I have a lot of strong and complex feelings about the man, who passed away today in Las Vegas at age 91. Suffice to say he was a brilliant talent, an immense humanitarian, a difficult boss/interview, and a quixotic sort of genius, as often inspired as insipid, as often tender as caustic.

I wrote all about it in my 1996 book, “King of Comedy,” which is available on Kindle. With all due humility, it’s kinda definitive — the good and the bad — even though it’s two decades old. My favorite review, and one I begged St. Martin’s (unsuccessfully) to put on the paperback jacket, came from “Screw” magazine, which called it “A remarkably fair portrait of a great American asshole.”

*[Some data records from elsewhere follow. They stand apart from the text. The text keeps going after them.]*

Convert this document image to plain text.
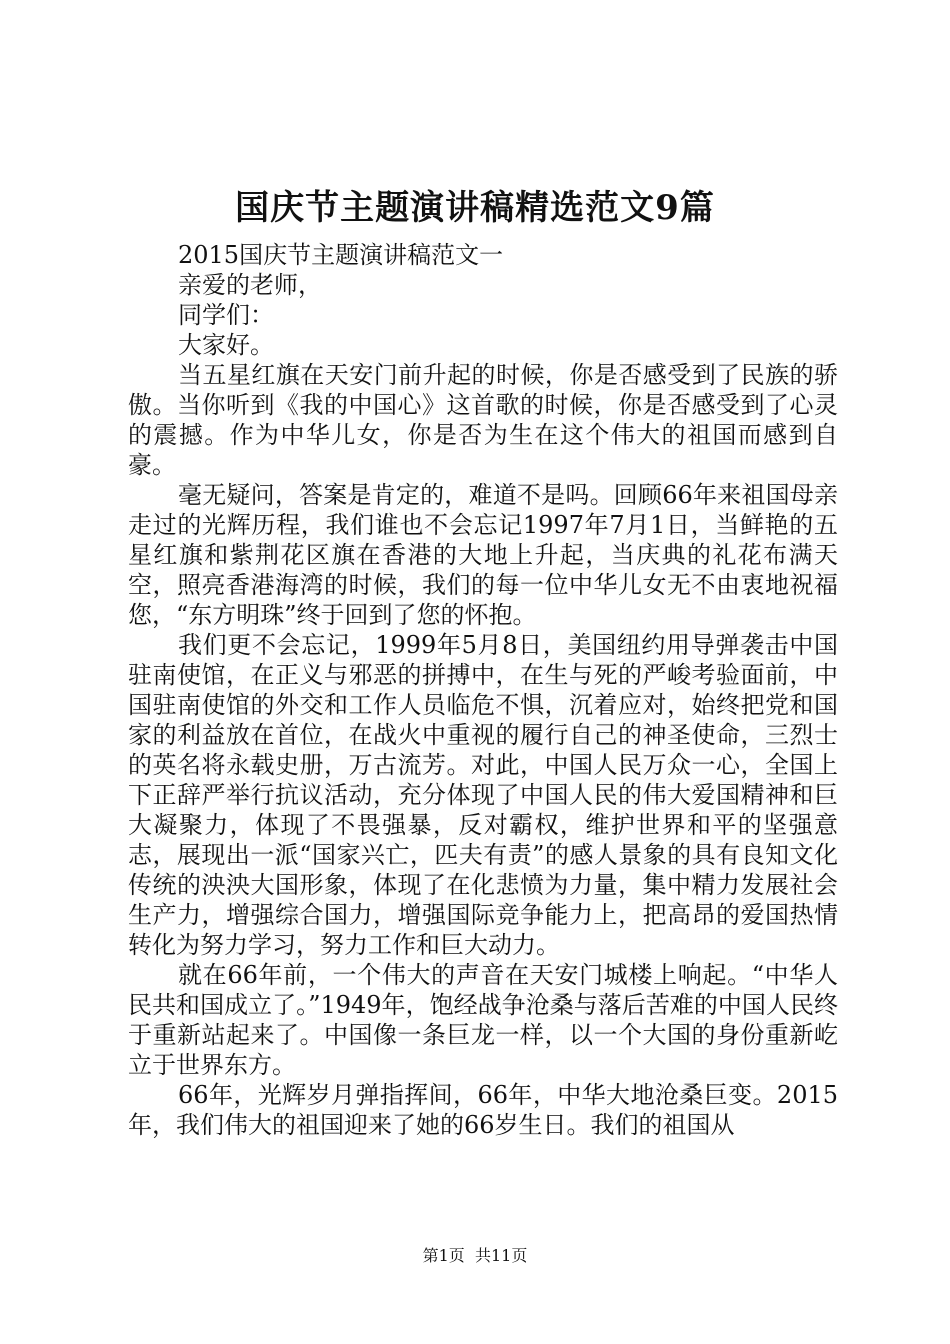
国庆节主题演讲稿精选范文9篇

2015国庆节主题演讲稿范文一

亲爱的老师，

同学们：

大家好。

当五星红旗在天安门前升起的时候，你是否感受到了民族的骄傲。当你听到《我的中国心》这首歌的时候，你是否感受到了心灵的震撼。作为中华儿女，你是否为生在这个伟大的祖国而感到自豪。

毫无疑问，答案是肯定的，难道不是吗。回顾66年来祖国母亲走过的光辉历程，我们谁也不会忘记1997年7月1日，当鲜艳的五星红旗和紫荆花区旗在香港的大地上升起，当庆典的礼花布满天空，照亮香港海湾的时候，我们的每一位中华儿女无不由衷地祝福您，“东方明珠”终于回到了您的怀抱。

我们更不会忘记，1999年5月8日，美国纽约用导弹袭击中国驻南使馆，在正义与邪恶的拼搏中，在生与死的严峻考验面前，中国驻南使馆的外交和工作人员临危不惧，沉着应对，始终把党和国家的利益放在首位，在战火中重视的履行自己的神圣使命，三烈士的英名将永载史册，万古流芳。对此，中国人民万众一心，全国上下正辞严举行抗议活动，充分体现了中国人民的伟大爱国精神和巨大凝聚力，体现了不畏强暴，反对霸权，维护世界和平的坚强意志，展现出一派“国家兴亡，匹夫有责”的感人景象的具有良知文化传统的泱泱大国形象，体现了在化悲愤为力量，集中精力发展社会生产力，增强综合国力，增强国际竞争能力上，把高昂的爱国热情转化为努力学习，努力工作和巨大动力。

就在66年前，一个伟大的声音在天安门城楼上响起。“中华人民共和国成立了。”1949年，饱经战争沧桑与落后苦难的中国人民终于重新站起来了。中国像一条巨龙一样，以一个大国的身份重新屹立于世界东方。

66年，光辉岁月弹指挥间，66年，中华大地沧桑巨变。2015年，我们伟大的祖国迎来了她的66岁生日。我们的祖国从

第1页 共11页
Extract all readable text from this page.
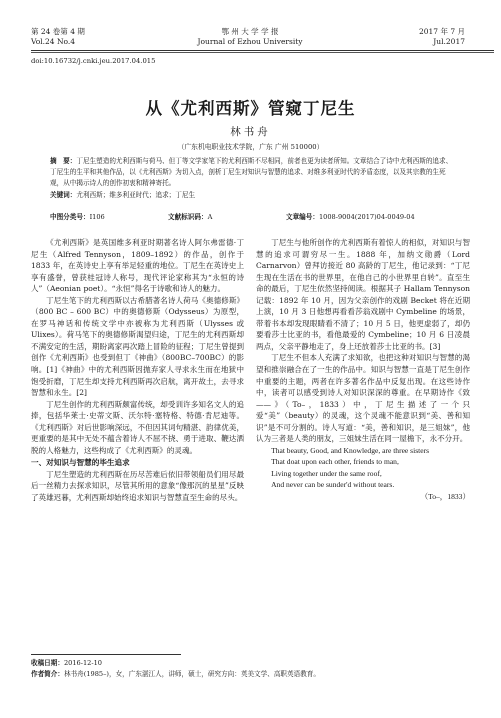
第 24 卷第 4 期
Vol.24 No.4
鄂 州 大 学 学 报
Journal of Ezhou University
2017 年 7 月
Jul.2017
doi:10.16732/j.cnki.jeu.2017.04.015
从《尤利西斯》管窥丁尼生
林书舟
（广东机电职业技术学院，广东 广州 510000）
摘　要：丁尼生塑造的尤利西斯与荷马、但丁等文学家笔下的尤利西斯不尽相同，前者也更为读者所知。文章结合了诗中尤利西斯的追求、丁尼生的生平和其他作品，以《尤利西斯》为切入点，剖析丁尼生对知识与智慧的追求、对维多利亚时代的矛盾态度，以及其宗教的生死观，从中揭示诗人的创作初衷和精神寄托。
关键词：尤利西斯；维多利亚时代；追求；丁尼生
中图分类号：I106	文献标识码：A	文章编号：1008-9004(2017)04-0049-04

《尤利西斯》是英国维多利亚时期著名诗人阿尔弗雷德·丁尼生（Alfred Tennyson，1809–1892）的作品，创作于 1833 年，在英诗史上享有举足轻重的地位。丁尼生在英诗史上享有盛誉，曾获桂冠诗人称号，现代评论家称其为“永恒的诗人”（Aeonian poet）。“永恒”得名于诗歌和诗人的魅力。

丁尼生笔下的尤利西斯以古希腊著名诗人荷马《奥德修斯》（800 BC – 600 BC）中的奥德修斯（Odysseus）为原型，在罗马神话和传统文学中亦被称为尤利西斯（Ulysses 或 Ulixes）。荷马笔下的奥德修斯渴望归途，丁尼生的尤利西斯却不满安定的生活，期盼离家再次踏上冒险的征程；丁尼生曾提到创作《尤利西斯》也受到但丁《神曲》（800BC–700BC）的影响。[1]《神曲》中的尤利西斯因抛弃家人寻求永生而在地狱中饱受折磨，丁尼生却支持尤利西斯再次启航，离开故土，去寻求智慧和永生。[2]

丁尼生创作的尤利西斯颇富传统，却受训许多知名文人的追捧，包括华莱士·史蒂文斯、沃尔特·塞特格、特德·肯尼迪等。《尤利西斯》对后世影响深远，不但因其词句精湛、韵律优美，更重要的是其中无处不蕴含着诗人不屈不挠、勇于进取、鞭达洒脱的人格魅力，这些构成了《尤利西斯》的灵魂。

一、对知识与智慧的毕生追求

丁尼生塑造的尤利西斯在历尽苦难后依旧带领船员们用尽最后一丝精力去探求知识，尽管其所用的意象“像那沉的星星”反映了英雄迟暮，尤利西斯却始终追求知识与智慧直至生命的尽头。

丁尼生与他所创作的尤利西斯有着惊人的相似，对知识与智慧的追求可谓穷尽一生。1888 年，加纳文勋爵（Lord Carnarvon）曾拜访接近 80 高龄的丁尼生，他记录到：“丁尼生现在生活在书的世界里，在他自己的小世界里自转”。直至生命的最后，丁尼生依然坚持阅读。根据其子 Hallam Tennyson 记载：1892 年 10 月，因为父亲创作的戏剧 Becket 将在近期上演，10 月 3 日他想再看看莎翁戏剧中 Cymbeline 的场景，带着书本却发现眼睛看不清了；10 月 5 日，他更虚弱了，却仍要看莎士比亚的书，看他最爱的 Cymbeline；10 月 6 日凌晨两点，父亲平静地走了，身上还放着莎士比亚的书。[3]

丁尼生不但本人充满了求知欲，也把这种对知识与智慧的渴望和推崇融合在了一生的作品中。知识与智慧一直是丁尼生创作中重要的主题，两者在许多著名作品中反复出现。在这些诗作中，读者可以感受到诗人对知识深深的尊重。在早期诗作《致——》（To–，1833）中，丁尼生描述了一个只爱“美”（beauty）的灵魂，这个灵魂不能意识到“美、善和知识”是不可分割的。诗人写道：“美，善和知识，是三姐妹”，他认为三者是人类的朋友，三姐妹生活在同一屋檐下，永不分开。

That beauty, Good, and Knowledge, are three sisters

That doat upon each other, friends to man,

Living together under the same roof,

And never can be sunder'd without tears.

（To–，1833）

收稿日期：2016-12-10
作者简介：林书舟(1985–)，女，广东湛江人，讲师，硕士，研究方向：英美文学、高职英语教育。
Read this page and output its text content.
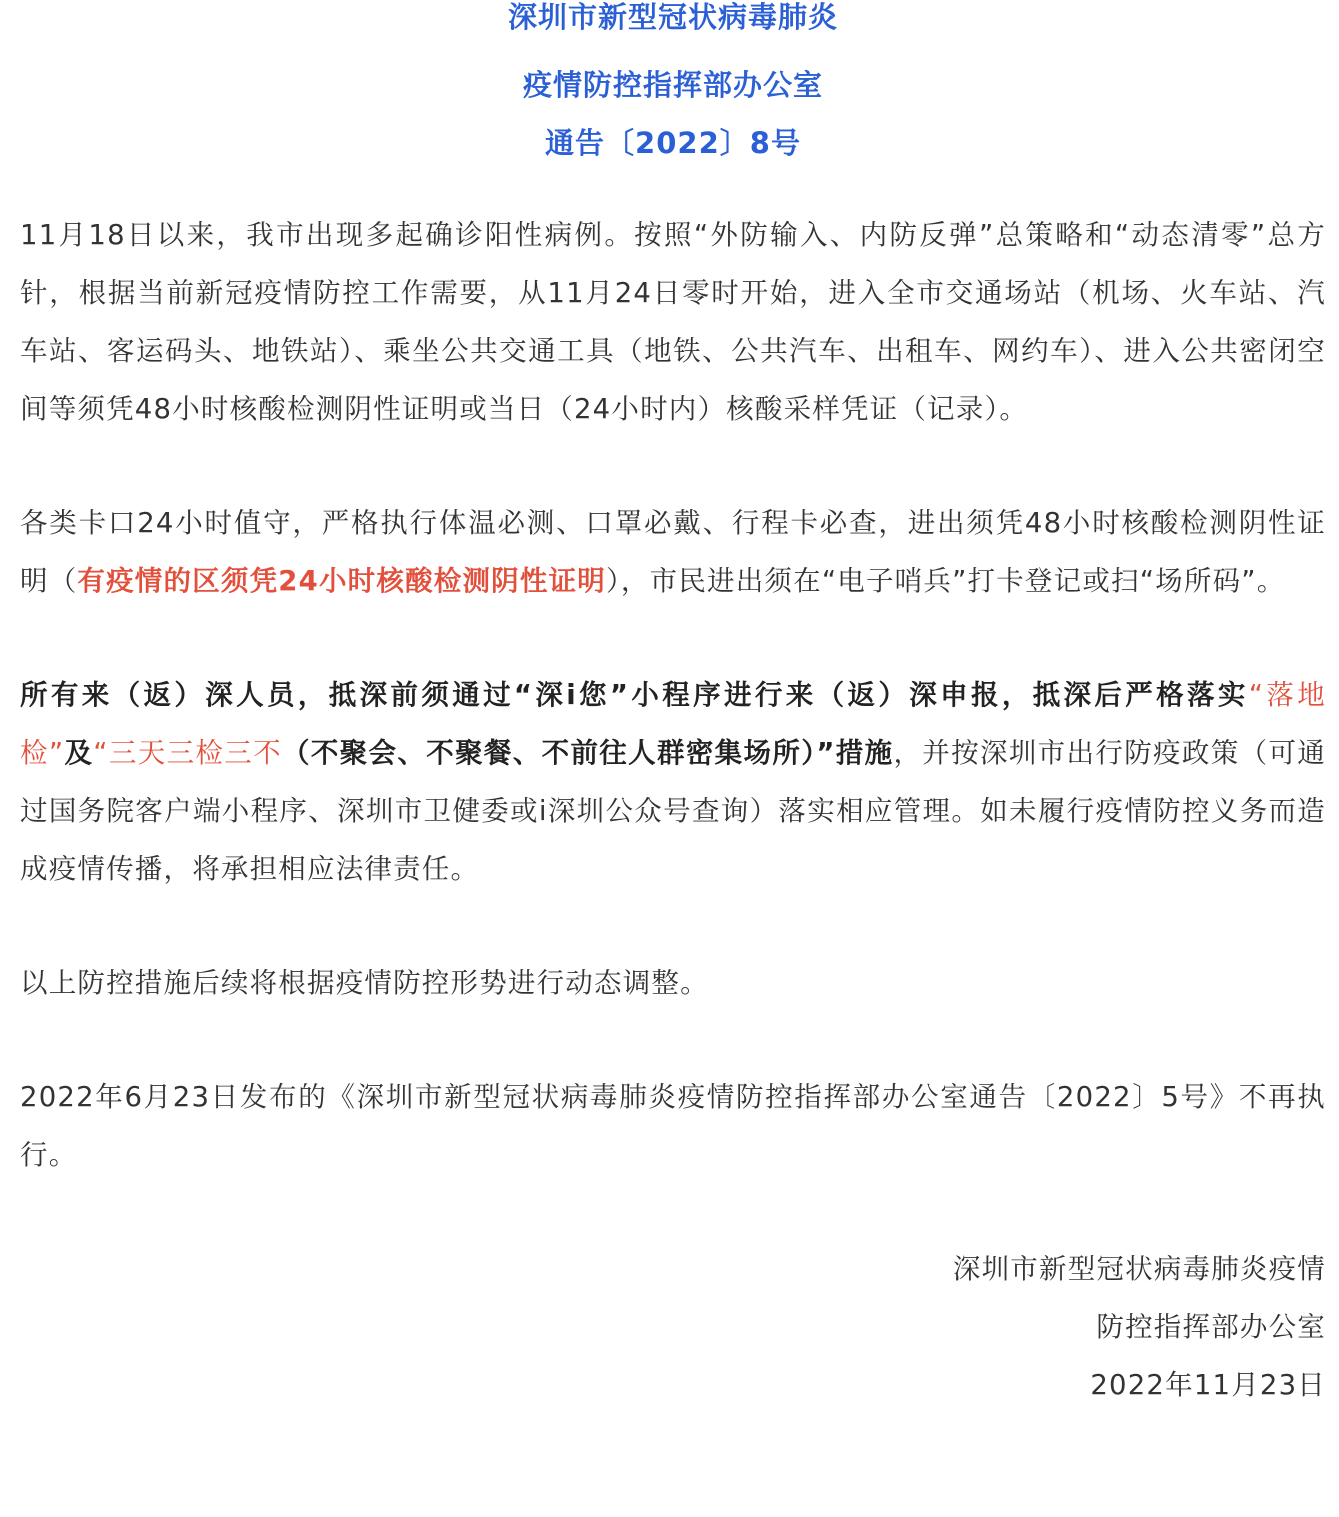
深圳市新型冠状病毒肺炎
疫情防控指挥部办公室
通告〔2022〕8号

11月18日以来，我市出现多起确诊阳性病例。按照“外防输入、内防反弹”总策略和“动态清零”总方针，根据当前新冠疫情防控工作需要，从11月24日零时开始，进入全市交通场站（机场、火车站、汽车站、客运码头、地铁站）、乘坐公共交通工具（地铁、公共汽车、出租车、网约车）、进入公共密闭空间等须凭48小时核酸检测阴性证明或当日（24小时内）核酸采样凭证（记录）。

各类卡口24小时值守，严格执行体温必测、口罩必戴、行程卡必查，进出须凭48小时核酸检测阴性证明（有疫情的区须凭24小时核酸检测阴性证明），市民进出须在“电子哨兵”打卡登记或扫“场所码”。

所有来（返）深人员，抵深前须通过“深i您”小程序进行来（返）深申报，抵深后严格落实“落地检”及“三天三检三不（不聚会、不聚餐、不前往人群密集场所）”措施，并按深圳市出行防疫政策（可通过国务院客户端小程序、深圳市卫健委或i深圳公众号查询）落实相应管理。如未履行疫情防控义务而造成疫情传播，将承担相应法律责任。

以上防控措施后续将根据疫情防控形势进行动态调整。

2022年6月23日发布的《深圳市新型冠状病毒肺炎疫情防控指挥部办公室通告〔2022〕5号》不再执行。

深圳市新型冠状病毒肺炎疫情
防控指挥部办公室
2022年11月23日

Jerry and I met twice while I was working on the book and spoke/wrote to each other perhaps a dozen times. Like many of his relationships with the press and his partners/subordinates, it ended badly, with Jerry hollering profanities at me in the cabin of his yacht in San Diego. I wrote about it in the epilogue to my book, and over the years I’ve had the scene quoted back to me by Steve Martin, Harry Shearer, Paul Provenza and Penn Jillette. Tom Hanks once told me that he had a dinner with Paul Reiser and Martin Short at which Short spent the night imitating Jerry throwing me off the boat.

Jerry was a lot of things: father, husband, chum, businessman, philanthropist, artist, innovator, clown, tyrant. He was at various times in his life the highest-ever-paid performer on TV, in movies, and on Broadway. He raised BILLIONS for charity, invented filmmaking techniques, made perhaps a dozen classic comedies, turned in a terrific dramatic performance in Martin Scorsese’s “The King of Comedy,” and left the world altered and even enhanced with his time and his work in it.

That’s an estimable achievement and one worth pausing to commemorate.